Joe’s role at the Museum involves sharing accounts of forced removals and their serious consequences, which are still felt acutely today, 28 years into South African democracy. He educates visitors from all over the world about the human rights violations that result from ideological indoctrination. Perhaps most important of all, he discredits any belief in race as a biological category that justifies the unequal treatment of human beings.
Every year, Joe has been extraordinary with our students; I just knew he would be. Time spent with him gives them a strong sense of the enormous importance of place in all human life—the very essence of geography. District Six is part of Joe Schaffers—the spirit of the place circulates through him and shapes his worldview. It emerges in all his stories, his knowledge, his music (he is a renowned jazz singer in Cape Town), his deep love for the community that nurtured him, and for his people. His teaching is honest, passionate and truly beautiful not just in spite of the pain of what happened to District Six, but because of it.

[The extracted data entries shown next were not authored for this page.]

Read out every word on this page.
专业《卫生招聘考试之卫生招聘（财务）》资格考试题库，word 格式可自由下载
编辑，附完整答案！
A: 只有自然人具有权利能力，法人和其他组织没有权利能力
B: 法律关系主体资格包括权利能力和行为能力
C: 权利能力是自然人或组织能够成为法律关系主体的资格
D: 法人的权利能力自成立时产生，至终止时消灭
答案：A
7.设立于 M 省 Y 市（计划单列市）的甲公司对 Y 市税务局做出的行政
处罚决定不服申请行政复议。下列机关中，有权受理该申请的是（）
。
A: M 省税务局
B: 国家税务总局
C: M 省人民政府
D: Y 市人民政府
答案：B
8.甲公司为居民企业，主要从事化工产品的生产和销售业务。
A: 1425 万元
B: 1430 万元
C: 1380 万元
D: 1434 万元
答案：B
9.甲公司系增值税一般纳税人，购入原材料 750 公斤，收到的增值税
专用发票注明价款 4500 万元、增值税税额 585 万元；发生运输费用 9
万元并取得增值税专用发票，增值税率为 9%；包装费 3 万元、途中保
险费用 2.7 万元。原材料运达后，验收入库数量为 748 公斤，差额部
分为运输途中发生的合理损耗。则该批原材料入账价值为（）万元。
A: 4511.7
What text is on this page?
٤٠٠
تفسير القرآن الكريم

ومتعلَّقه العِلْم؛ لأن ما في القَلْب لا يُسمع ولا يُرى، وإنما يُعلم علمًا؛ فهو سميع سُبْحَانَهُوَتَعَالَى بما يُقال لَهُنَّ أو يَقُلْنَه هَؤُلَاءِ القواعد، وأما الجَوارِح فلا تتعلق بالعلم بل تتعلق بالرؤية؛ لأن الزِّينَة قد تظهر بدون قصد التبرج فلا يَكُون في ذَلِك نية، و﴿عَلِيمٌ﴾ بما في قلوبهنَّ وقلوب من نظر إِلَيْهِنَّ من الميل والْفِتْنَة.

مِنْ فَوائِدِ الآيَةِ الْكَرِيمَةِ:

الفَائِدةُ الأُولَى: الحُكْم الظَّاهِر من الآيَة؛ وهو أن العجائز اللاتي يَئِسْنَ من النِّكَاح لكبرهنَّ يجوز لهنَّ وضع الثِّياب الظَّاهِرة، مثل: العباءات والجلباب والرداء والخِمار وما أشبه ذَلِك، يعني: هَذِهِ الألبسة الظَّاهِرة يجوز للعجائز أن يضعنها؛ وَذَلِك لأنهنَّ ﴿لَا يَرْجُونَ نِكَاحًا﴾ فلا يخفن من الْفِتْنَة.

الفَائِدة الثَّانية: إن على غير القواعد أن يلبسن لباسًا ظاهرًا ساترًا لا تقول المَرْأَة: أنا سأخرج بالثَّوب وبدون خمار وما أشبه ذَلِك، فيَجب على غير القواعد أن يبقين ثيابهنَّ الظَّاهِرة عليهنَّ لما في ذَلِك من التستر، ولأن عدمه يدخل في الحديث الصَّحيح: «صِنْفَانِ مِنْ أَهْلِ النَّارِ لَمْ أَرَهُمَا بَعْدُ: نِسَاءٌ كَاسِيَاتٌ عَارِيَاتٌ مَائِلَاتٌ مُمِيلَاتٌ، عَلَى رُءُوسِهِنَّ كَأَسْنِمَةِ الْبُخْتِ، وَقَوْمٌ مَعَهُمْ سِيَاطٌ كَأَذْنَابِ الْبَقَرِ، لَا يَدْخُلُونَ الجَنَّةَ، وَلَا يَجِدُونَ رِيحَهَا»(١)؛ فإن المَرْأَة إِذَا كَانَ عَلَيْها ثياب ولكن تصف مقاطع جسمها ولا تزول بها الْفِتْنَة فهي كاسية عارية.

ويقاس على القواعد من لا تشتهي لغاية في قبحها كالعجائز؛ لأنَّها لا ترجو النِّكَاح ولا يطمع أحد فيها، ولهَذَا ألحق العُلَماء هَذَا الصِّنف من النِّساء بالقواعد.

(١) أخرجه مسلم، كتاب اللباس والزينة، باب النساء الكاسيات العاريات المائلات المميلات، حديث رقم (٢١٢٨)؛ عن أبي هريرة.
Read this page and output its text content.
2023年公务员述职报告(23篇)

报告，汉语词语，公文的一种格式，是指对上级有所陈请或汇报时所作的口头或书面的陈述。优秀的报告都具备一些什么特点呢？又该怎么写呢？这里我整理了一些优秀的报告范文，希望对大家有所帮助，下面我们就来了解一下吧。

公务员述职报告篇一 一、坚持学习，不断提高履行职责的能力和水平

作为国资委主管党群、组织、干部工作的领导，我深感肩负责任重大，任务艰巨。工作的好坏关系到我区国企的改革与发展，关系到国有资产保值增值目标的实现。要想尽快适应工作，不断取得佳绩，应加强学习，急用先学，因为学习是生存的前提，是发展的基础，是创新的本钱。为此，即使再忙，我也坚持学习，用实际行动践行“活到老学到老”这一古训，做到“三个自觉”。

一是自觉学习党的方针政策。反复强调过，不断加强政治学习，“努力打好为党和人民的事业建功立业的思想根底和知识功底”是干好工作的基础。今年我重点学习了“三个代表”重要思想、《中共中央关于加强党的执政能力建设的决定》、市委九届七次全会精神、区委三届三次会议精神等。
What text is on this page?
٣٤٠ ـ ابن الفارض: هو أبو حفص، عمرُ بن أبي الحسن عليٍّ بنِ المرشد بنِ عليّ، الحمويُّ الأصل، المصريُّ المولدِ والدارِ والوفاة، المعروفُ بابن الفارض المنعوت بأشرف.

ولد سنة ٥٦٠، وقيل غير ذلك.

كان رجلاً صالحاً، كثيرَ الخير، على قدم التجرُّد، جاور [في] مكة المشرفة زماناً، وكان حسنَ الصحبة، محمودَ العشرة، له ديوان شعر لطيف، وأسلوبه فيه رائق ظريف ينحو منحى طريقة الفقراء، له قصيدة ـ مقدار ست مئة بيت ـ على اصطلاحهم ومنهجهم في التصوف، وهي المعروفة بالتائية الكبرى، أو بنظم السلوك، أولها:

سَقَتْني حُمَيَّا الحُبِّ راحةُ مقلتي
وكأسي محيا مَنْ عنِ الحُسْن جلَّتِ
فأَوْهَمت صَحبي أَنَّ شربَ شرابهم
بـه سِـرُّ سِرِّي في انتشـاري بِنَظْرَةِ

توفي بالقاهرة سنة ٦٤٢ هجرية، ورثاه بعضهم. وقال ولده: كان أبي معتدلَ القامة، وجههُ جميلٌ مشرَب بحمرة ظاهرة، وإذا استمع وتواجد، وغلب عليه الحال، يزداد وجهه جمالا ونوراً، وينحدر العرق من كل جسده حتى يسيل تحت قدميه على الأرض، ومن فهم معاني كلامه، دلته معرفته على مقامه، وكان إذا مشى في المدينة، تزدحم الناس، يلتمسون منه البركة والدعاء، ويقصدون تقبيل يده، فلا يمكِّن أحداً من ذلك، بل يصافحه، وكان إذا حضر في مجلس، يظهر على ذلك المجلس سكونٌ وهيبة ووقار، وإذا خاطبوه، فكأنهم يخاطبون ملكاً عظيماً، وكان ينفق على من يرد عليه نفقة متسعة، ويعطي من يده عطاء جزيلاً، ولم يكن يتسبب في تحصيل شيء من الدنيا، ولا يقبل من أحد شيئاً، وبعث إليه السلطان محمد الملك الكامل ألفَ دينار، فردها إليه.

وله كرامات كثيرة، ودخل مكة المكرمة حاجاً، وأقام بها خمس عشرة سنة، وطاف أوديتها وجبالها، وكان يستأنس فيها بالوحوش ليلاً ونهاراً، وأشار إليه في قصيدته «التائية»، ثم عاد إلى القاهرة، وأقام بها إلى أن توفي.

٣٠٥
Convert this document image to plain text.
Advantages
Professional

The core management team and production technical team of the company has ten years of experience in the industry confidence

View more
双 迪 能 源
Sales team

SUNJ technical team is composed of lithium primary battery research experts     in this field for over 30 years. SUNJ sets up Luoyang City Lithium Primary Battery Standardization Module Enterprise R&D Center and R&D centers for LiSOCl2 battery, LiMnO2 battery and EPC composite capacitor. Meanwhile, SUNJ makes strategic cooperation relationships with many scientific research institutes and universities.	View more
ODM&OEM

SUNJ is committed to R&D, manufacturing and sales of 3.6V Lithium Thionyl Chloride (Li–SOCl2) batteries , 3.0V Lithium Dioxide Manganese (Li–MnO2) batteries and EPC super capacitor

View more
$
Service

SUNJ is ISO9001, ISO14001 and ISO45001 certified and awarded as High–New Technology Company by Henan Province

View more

Regrettably, the passage of time, political and economic strife, spin, and laziness mean that injustices like what happened in District Six can fade into history. Joe brings them right back into the present, as stern warnings against where we are going as a species and against the ruinous politics that enabled forced removals under apartheid. There are thousands of people in Cape Town (and way beyond) who do amazing work against the odds, against the forces of inequality, without any recognition, without any expectation of praise. For them, it is almost a calling, but also, in many ways, it is aligned to Samora Machel’s rallying call, “A Luta Continua.”
Therefore, we felt that an Honorary Doctorate for Joe would be a powerful and far-reaching display of support for all local, national and international organizations committed to struggles aligned with those to which Joe has devoted his entire life. But it’s also a celebration of a truly great Capetonian, who is an inspiration and friend to so many.